Le Ministre a dit, en application du principe du parallélisme de forme et des compétences, avoir saisi officiellement le gouvernement, compte tenu du fait que la question de la mise en œuvre du RAM a été discuté et décidé en conseil de Ministre.

Il faut relever que c’est par Décret n° 20/005 du 9 mars 2020 modifiant et celui n° 012/15 du 20 février 2012 qu’ont été fixé les taux et modalités de calcul des revenus des prestations relatives à la certification des appareils mobiles suivant le système CEIR.

Ce décret du Premier ministre Sylvestre llunga Ilunkamba prévoyait qu’un arrêté du ministre ayant les postes, télécommunications et nouvelles technologies de l’information et de la communication dans ses attributions devrait fixer ses modalités d’exécution.

C’est ainsi que le Ministre Kibasa va prendre l’Arrêté ministériel n° CAB/MIN/PTNTIC/AKIM/KL/Kbs/002 du 10 juin 2020.

Cet arrêté a fixé les modalités de certification des appareils mobiles suivant le système CEIR en conditionnant cette certification par le paiement d’un droit d’enregistrement IMEI, au montant variable en fonction du type d’appareil mobile entre 1$ à 7$, avec comme acte générateur l’enregistrement annuel automatique de l’appareil mobile au registre central de la base de données des IMEI et CEI.

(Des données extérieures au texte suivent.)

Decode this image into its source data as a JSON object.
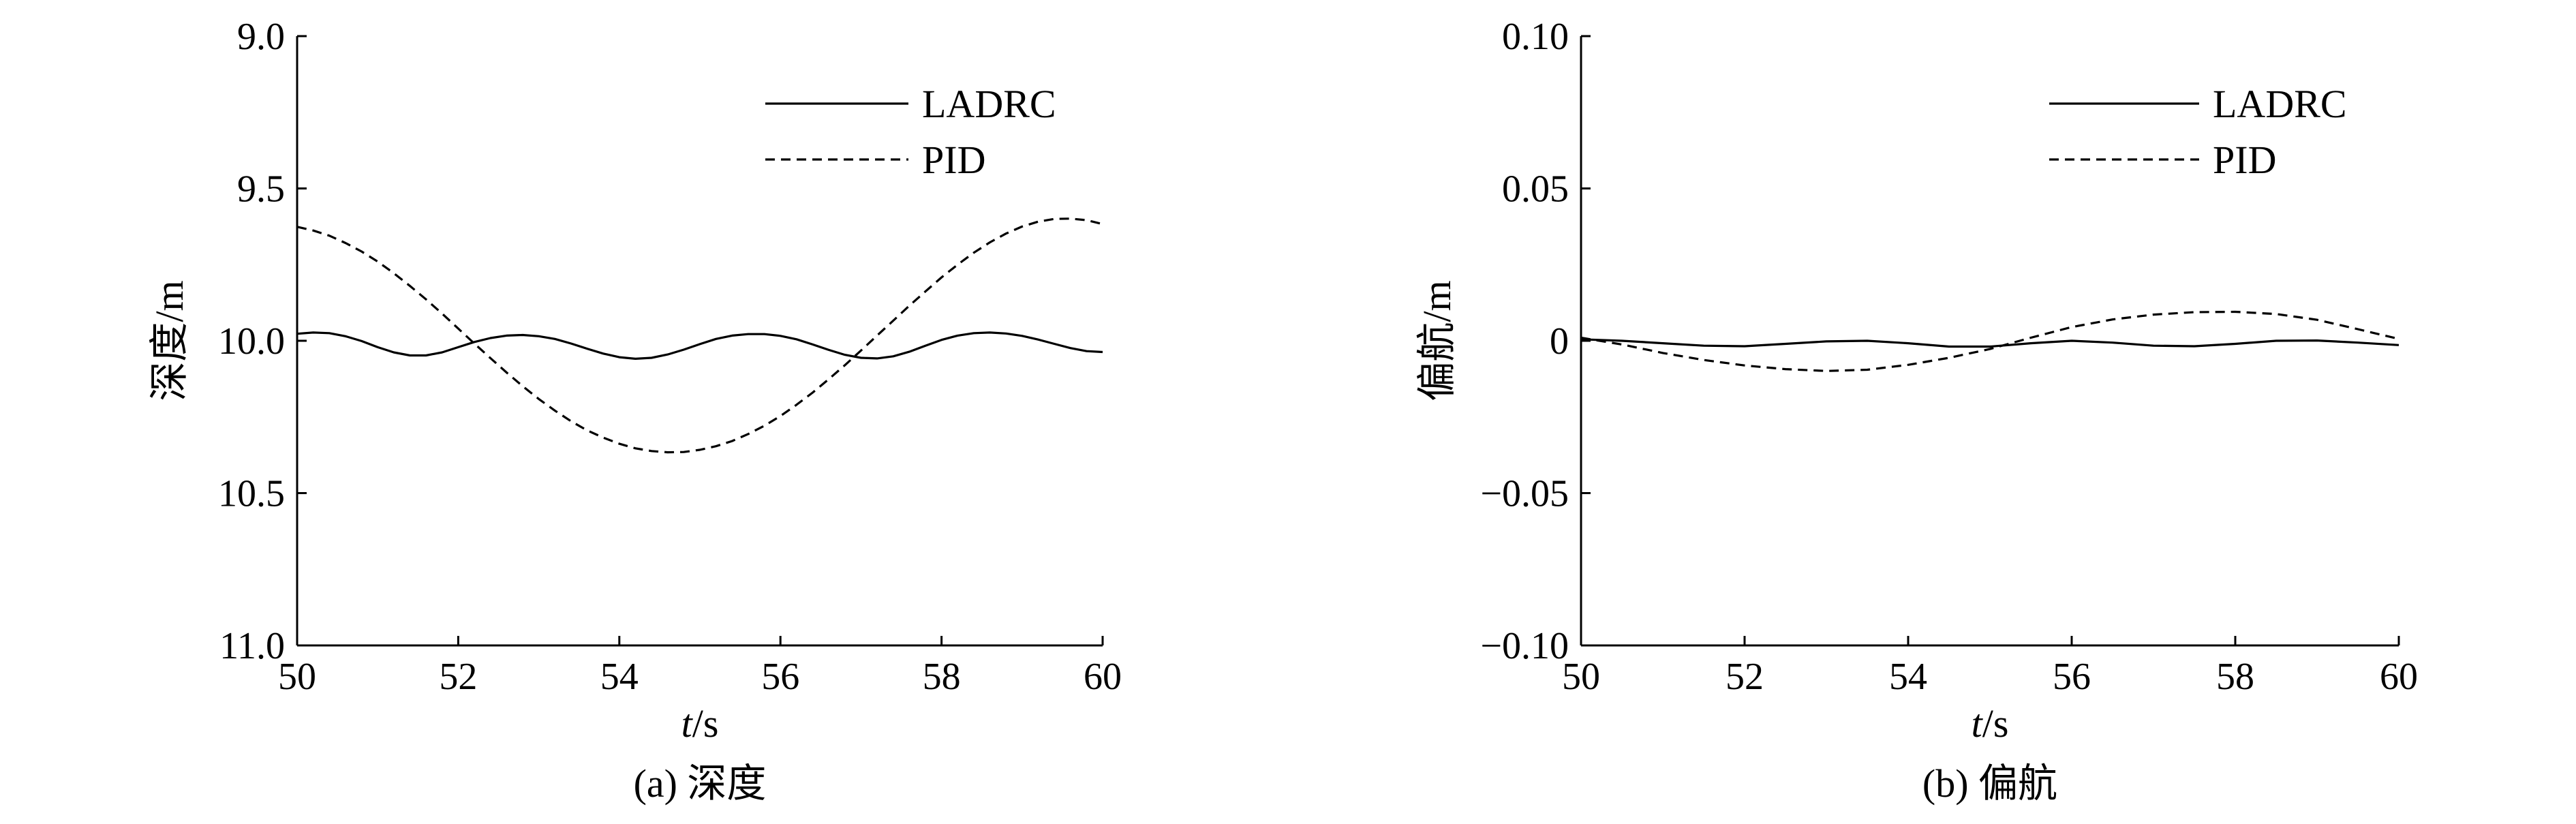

Le principe du parallélisme des formes invoqué par le Ministre des PTNTIC voudrait qu’un acte juridique pris sous une certaine forme ne peut être retirée, abrogée, annulée ou modifiée qu’en respectant les mêmes formes.

En l’espèce, le Premier ministre devra prendre un décret abrogeant celui n° 20/005 du 9 mars 2020 et le Ministre des PTNIC devra également prendre un arrêté ministériel retirant celui n° CAB/MIN/PTNTIC/AKIM/KL/Kbs/002 du 10 juin 2020. Ceci avec pour effet sa disparition rétroactive. L’arrêté sera considéré comme n’ayant jamais existé. La grande question restera le sort des unités de communication perçus au titre de paiement de la RAM. Seront-ils remboursés aux usagers ? telle est la grande question que suscitera le RAM si l’option de sa suppression est levée.